Мама решила, что Катя созрела для чтения, когда той исполнилось четыре года.
Папа сомневался:
– А зачем Кате так рано читать? В школу пойдёт и научится.
– До школы целых три года, за это время ребёнок столько всего упустит! – возражала мама. – Да она сама хочет, все буквы в «Весёлых картинках» знает. Да, Катя?
Катька кивнула. Ха! Да чего тут не знать, легкотня! Буква «в» – это Карандаш с пилой. Палец ко лбу приставил – думает о чём-то. «Е» – Чиполлино. У него из головы луковые пёрышки растут, как у людей волосы. Очень удобно: захотел лука – сорвал и съел. Чиполлино наступил мышке на хвост, а она ничего, не пищит. Терпит. Буква «с» – это сыр, «ё» – крокодил с глазами… В детском саду никакими такими буквами не занимались, а ждать три года очень долго.
– Я букварь у Луниных возьму и буду учить, – сказала мама.
Она принесла синюю книжку со смеющимися первоклашками на обложке и открыла на странице с алфавитом.

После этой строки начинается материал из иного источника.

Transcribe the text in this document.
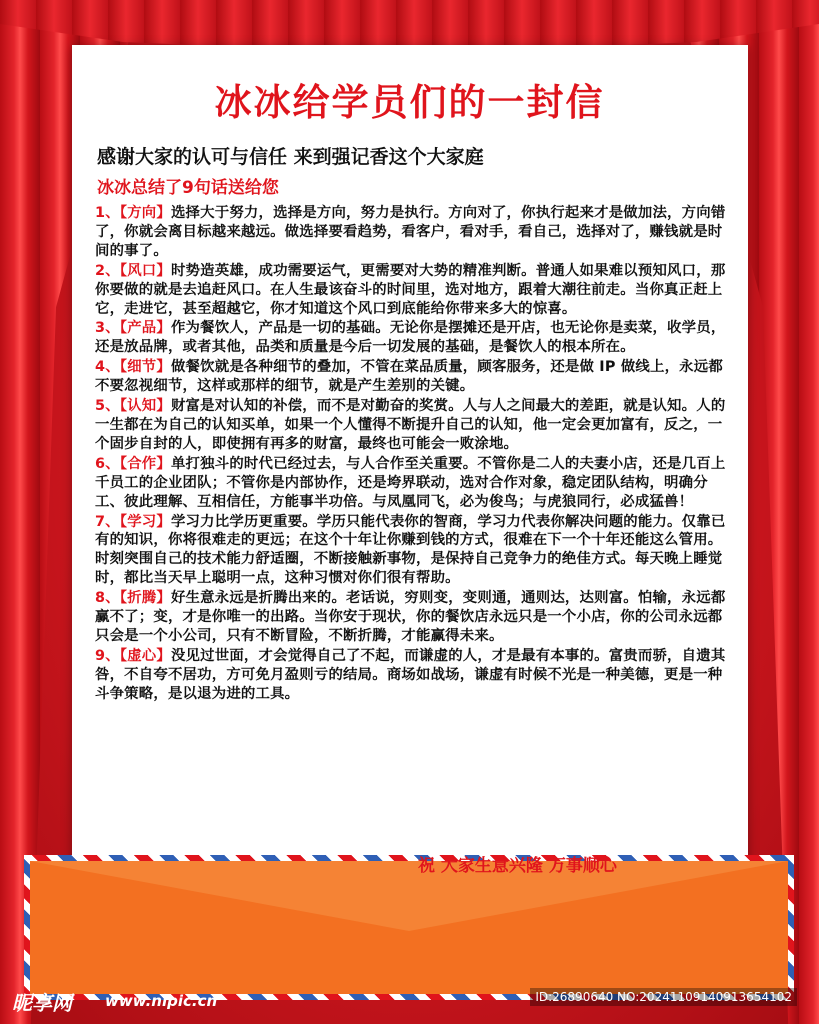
冰冰给学员们的一封信
感谢大家的认可与信任 来到强记香这个大家庭
冰冰总结了9句话送给您
1、【方向】选择大于努力，选择是方向，努力是执行。方向对了，你执行起来才是做加法，方向错了，你就会离目标越来越远。做选择要看趋势，看客户，看对手，看自己，选择对了，赚钱就是时间的事了。
2、【风口】时势造英雄，成功需要运气，更需要对大势的精准判断。普通人如果难以预知风口，那你要做的就是去追赶风口。在人生最该奋斗的时间里，选对地方，跟着大潮往前走。当你真正赶上它，走进它，甚至超越它，你才知道这个风口到底能给你带来多大的惊喜。
3、【产品】作为餐饮人，产品是一切的基础。无论你是摆摊还是开店，也无论你是卖菜，收学员，还是放品牌，或者其他，品类和质量是今后一切发展的基础，是餐饮人的根本所在。
4、【细节】做餐饮就是各种细节的叠加，不管在菜品质量，顾客服务，还是做 IP 做线上，永远都不要忽视细节，这样或那样的细节，就是产生差别的关键。
5、【认知】财富是对认知的补偿，而不是对勤奋的奖赏。人与人之间最大的差距，就是认知。人的一生都在为自己的认知买单，如果一个人懂得不断提升自己的认知，他一定会更加富有，反之，一个固步自封的人，即使拥有再多的财富，最终也可能会一败涂地。
6、【合作】单打独斗的时代已经过去，与人合作至关重要。不管你是二人的夫妻小店，还是几百上千员工的企业团队；不管你是内部协作，还是垮界联动，选对合作对象，稳定团队结构，明确分工、彼此理解、互相信任，方能事半功倍。与凤凰同飞，必为俊鸟；与虎狼同行，必成猛兽！
7、【学习】学习力比学历更重要。学历只能代表你的智商，学习力代表你解决问题的能力。仅靠已有的知识，你将很难走的更远；在这个十年让你赚到钱的方式，很难在下一个十年还能这么管用。时刻突围自己的技术能力舒适圈，不断接触新事物，是保持自己竞争力的绝佳方式。每天晚上睡觉时，都比当天早上聪明一点，这种习惯对你们很有帮助。
8、【折腾】好生意永远是折腾出来的。老话说，穷则变，变则通，通则达，达则富。怕输，永远都赢不了；变，才是你唯一的出路。当你安于现状，你的餐饮店永远只是一个小店，你的公司永远都只会是一个小公司，只有不断冒险，不断折腾，才能赢得未来。
9、【虚心】没见过世面，才会觉得自己了不起，而谦虚的人，才是最有本事的。富贵而骄，自遗其咎，不自夸不居功，方可免月盈则亏的结局。商场如战场，谦虚有时候不光是一种美德，更是一种斗争策略，是以退为进的工具。
祝 大家生意兴隆 万事顺心
昵享网 www.nipic.cn	ID:26890640 NO:20241109140913654102
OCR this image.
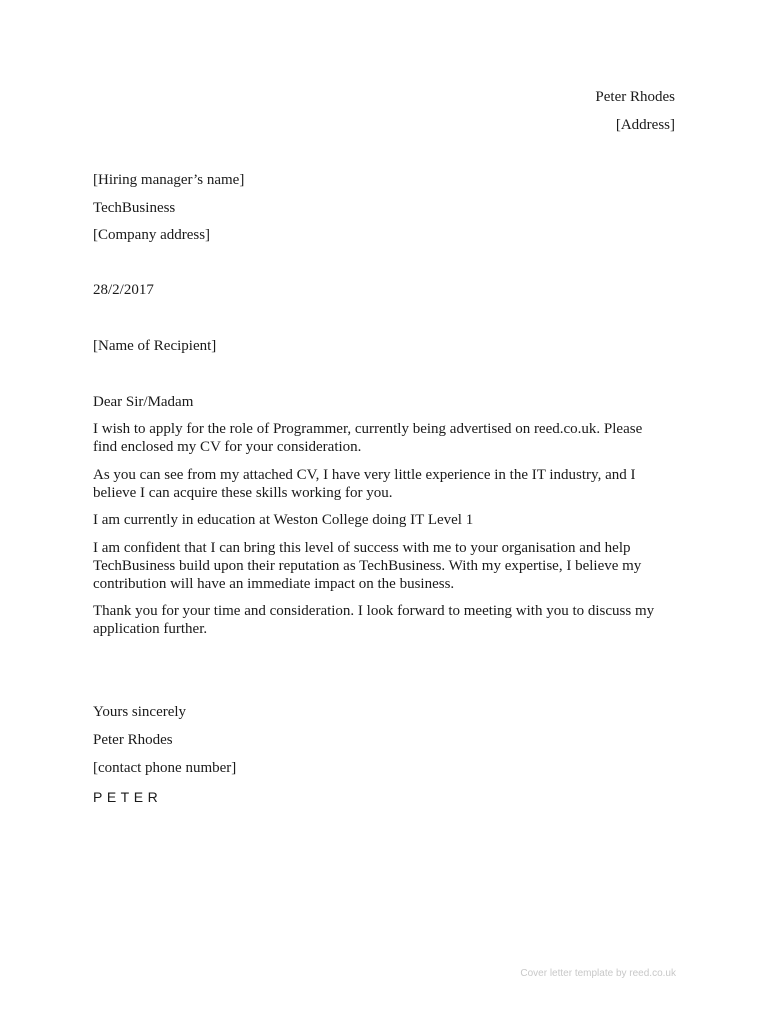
Peter Rhodes
[Address]
[Hiring manager’s name]
TechBusiness
[Company address]
28/2/2017
[Name of Recipient]
Dear Sir/Madam
I wish to apply for the role of Programmer, currently being advertised on reed.co.uk. Please
find enclosed my CV for your consideration.
As you can see from my attached CV, I have very little experience in the IT industry, and I
believe I can acquire these skills working for you.
I am currently in education at Weston College doing IT Level 1
I am confident that I can bring this level of success with me to your organisation and help
TechBusiness build upon their reputation as TechBusiness. With my expertise, I believe my
contribution will have an immediate impact on the business.
Thank you for your time and consideration. I look forward to meeting with you to discuss my
application further.
Yours sincerely
Peter Rhodes
[contact phone number]
PETER
Cover letter template by reed.co.uk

Катя быстро выучила остальные буквы, которых не было в «Весёлых картинках», и уверенно рисовала их в тетрадке. А как дело дошло до слогов, чтение застопорилось.
Мама хмурилась:
– Мэ да а… как будет вместе?
– Ма, – подсказывал папа Кате, но та упрямо молчала.
Маму Катина тупость раздражала, и к концу урока учительница была порядком взвинчена, а ученица – в слезах и соплях.
– В кого ты такая глупая? – сердилась мама.
Катя задумалась. Дальних родственников она не знала, а близкие – вот они, рядышком.
Если бы Катя умела рисовать так же хорошо, как настоящие художники в книжках, она изобразила бы вот этот диван, маму с букварём и себя, с опущенной головой, тёмными хвостиками и бантиками – всё как положено.
– Мэ да а что будет?
В голове у Кати прояснилось.
– Будет… ма! Будет ма!
– Молодец, не совсем тупица, – выдохнула мама.
Катя одолела слоги и вскоре бойко читала Михалкова:
Я ненавижу слово «спать»!
Я ёжусь каждый раз,
Когда я слышу: «Марш в кровать!
Уже десятый час!»
Читать стихи было очень легко, потому что она и раньше знала их наизусть.
***
В детский сад Катя ходить не любила, потому что не было там ничего хорошего. Мальчишки дразнились и кривлялись, как ненормальные. Стоило человеку, то есть Кате, сесть порисовать, как Серёжка Моисеев непременно подбегал и отнимал коричневый карандаш, которым она только собиралась раскрасить лошадку. Моисеев зубы скалил и кривлялся совсем как мартышка, которую Катя видела по телевизору в передаче «В мире животных», только мартышка была смешной и симпатичной. Добрая потому что. Серёжка и вещи у Кати всегда отнимал, а летом нарочно испачкал ей руку смолой, когда в садике дорожки асфальтировали. Одним словом, не за что Катьке любить и детский сад, и Серёжку.
Вот и сейчас Моисеев подпрыгивал, корчил рожи, показывал карандаш и тут же прятал за спину.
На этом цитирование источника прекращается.